A picture, in this context, is so full of a sense of assertiveness. This is what happened. This is the way it was. But the problem with images is they can’t be authoritative; they can never have only one received and established interpretation. If Michelangelo is not lying in The Creation of Adam, then he is being monstrously ambiguous;4 he is certainly obscuring the truth about what happened on day six, there in the garden, so very long ago.
Andrew Graham-Dixon, Michelangelo and the Sistine Chapel, page 85.
In The Sistine Secrets: Michelangelo’s Forbidden Messages in the Heart of the Vatican, page 197 and following.
James Elkins’ glorious descriptor of choice for pictures of which it has become impossible to both determine an exact meaning and to cease looking for one.
Quite a pointed collection of imagery, since there's plenty to knuckle down and review.
One thing, regarding Michelangelo and your general worry over interpretation of the truth: where would you place the sensation of submersion into a painting, the feeling of the way it overpowers a viewer?

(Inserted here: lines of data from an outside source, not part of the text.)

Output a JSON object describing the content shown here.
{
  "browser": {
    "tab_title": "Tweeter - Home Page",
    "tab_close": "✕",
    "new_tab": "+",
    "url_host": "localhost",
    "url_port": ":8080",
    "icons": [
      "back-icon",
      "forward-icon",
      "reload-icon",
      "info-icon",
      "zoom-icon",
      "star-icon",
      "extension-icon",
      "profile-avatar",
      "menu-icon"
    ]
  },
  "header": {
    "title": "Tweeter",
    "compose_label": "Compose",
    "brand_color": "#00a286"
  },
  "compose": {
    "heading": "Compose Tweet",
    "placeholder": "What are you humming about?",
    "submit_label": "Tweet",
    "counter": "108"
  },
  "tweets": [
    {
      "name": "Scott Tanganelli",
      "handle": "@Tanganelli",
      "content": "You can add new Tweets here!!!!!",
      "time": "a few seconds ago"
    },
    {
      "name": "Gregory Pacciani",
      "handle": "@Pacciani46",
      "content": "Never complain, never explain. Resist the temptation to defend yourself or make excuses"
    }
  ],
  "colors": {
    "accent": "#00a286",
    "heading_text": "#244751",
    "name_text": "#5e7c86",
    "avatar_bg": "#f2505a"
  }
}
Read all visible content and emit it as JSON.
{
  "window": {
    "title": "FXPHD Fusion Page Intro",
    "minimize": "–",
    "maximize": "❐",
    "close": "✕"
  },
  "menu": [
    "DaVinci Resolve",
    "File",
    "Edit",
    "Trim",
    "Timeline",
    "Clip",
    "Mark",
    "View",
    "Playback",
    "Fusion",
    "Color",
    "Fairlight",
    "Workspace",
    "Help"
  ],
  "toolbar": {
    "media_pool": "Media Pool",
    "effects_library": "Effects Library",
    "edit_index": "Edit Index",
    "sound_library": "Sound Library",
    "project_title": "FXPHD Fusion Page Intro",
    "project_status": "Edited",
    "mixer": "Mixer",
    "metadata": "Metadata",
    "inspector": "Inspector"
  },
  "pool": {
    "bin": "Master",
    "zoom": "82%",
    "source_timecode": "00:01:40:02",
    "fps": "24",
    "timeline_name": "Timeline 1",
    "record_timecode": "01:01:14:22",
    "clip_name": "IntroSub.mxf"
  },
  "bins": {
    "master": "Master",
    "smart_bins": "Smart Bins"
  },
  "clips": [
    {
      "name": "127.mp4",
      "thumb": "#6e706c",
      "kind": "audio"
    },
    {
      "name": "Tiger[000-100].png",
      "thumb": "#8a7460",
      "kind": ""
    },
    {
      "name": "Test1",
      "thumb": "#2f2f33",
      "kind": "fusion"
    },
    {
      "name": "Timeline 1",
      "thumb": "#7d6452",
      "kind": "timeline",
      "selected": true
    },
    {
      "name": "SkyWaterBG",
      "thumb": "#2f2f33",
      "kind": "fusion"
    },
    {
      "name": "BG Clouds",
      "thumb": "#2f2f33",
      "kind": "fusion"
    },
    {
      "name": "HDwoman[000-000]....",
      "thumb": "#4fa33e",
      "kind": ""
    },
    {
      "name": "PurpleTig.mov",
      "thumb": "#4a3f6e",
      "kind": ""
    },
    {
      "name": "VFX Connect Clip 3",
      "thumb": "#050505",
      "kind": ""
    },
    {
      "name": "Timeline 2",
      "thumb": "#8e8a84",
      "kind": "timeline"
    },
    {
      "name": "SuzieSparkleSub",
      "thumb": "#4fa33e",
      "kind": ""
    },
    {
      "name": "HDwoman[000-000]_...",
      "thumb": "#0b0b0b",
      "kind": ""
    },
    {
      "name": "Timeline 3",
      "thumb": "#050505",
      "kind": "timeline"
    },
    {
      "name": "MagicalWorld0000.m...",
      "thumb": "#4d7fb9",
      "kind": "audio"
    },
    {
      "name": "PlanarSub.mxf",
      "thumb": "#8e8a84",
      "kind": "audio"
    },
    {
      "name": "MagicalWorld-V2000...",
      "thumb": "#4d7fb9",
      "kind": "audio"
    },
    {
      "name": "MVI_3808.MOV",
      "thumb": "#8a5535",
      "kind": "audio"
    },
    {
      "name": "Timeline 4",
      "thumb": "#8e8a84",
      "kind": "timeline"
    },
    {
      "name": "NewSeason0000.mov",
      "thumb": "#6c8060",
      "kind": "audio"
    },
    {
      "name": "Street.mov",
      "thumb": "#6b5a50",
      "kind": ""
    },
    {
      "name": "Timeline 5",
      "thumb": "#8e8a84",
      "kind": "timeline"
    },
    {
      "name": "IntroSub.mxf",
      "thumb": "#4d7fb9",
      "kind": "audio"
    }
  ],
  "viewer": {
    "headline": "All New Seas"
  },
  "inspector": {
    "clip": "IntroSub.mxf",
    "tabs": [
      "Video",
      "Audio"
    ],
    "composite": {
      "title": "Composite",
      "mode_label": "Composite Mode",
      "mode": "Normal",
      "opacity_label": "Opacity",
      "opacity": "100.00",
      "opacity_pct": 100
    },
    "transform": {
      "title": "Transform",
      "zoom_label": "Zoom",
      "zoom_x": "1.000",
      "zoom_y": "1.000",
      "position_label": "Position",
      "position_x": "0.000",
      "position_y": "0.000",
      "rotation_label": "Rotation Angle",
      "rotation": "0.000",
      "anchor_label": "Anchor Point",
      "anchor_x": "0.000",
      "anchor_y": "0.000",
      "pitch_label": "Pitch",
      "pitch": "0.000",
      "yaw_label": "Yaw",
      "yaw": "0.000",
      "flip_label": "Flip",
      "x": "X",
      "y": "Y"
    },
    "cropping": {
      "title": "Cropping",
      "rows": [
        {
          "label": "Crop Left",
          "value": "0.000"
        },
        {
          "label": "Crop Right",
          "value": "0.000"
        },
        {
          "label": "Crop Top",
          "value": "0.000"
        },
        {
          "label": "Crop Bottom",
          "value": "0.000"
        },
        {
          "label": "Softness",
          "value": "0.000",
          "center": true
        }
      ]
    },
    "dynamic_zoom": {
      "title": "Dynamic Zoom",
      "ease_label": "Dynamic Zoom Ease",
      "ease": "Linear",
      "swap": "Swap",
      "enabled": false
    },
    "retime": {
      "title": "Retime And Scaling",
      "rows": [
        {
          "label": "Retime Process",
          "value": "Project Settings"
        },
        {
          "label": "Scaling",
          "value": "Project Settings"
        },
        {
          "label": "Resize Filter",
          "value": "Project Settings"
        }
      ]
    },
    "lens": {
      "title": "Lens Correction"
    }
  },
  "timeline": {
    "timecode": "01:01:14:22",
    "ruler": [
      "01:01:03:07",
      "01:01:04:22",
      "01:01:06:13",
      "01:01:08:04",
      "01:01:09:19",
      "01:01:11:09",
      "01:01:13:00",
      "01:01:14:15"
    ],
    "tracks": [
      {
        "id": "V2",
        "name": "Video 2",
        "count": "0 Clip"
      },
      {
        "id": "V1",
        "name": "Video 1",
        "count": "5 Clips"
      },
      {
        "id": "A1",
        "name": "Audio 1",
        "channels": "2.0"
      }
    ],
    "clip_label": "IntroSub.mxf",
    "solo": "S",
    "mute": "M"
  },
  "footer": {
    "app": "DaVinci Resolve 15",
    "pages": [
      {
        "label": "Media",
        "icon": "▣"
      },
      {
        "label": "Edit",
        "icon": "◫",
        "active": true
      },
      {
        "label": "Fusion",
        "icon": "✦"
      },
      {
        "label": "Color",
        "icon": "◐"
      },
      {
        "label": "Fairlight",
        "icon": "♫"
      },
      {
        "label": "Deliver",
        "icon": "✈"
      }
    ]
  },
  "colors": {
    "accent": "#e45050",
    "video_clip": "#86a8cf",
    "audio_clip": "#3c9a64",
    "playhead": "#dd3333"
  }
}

As a novice in the medium myself, the experience is what I anticipate and recall best, compared to analyses.
I agree that the Parmigianino painting is full of errors. If you look at it from just a perspective standard it is incredibly off. That figure in the lower right corner would be much bigger. Plus, while it's not surprising to find exaggerated body proportions in 16th century painting, Parmigianino's overall rendering is, to quote Larry David, "Pretty, Pretty, Pretty...all over the place."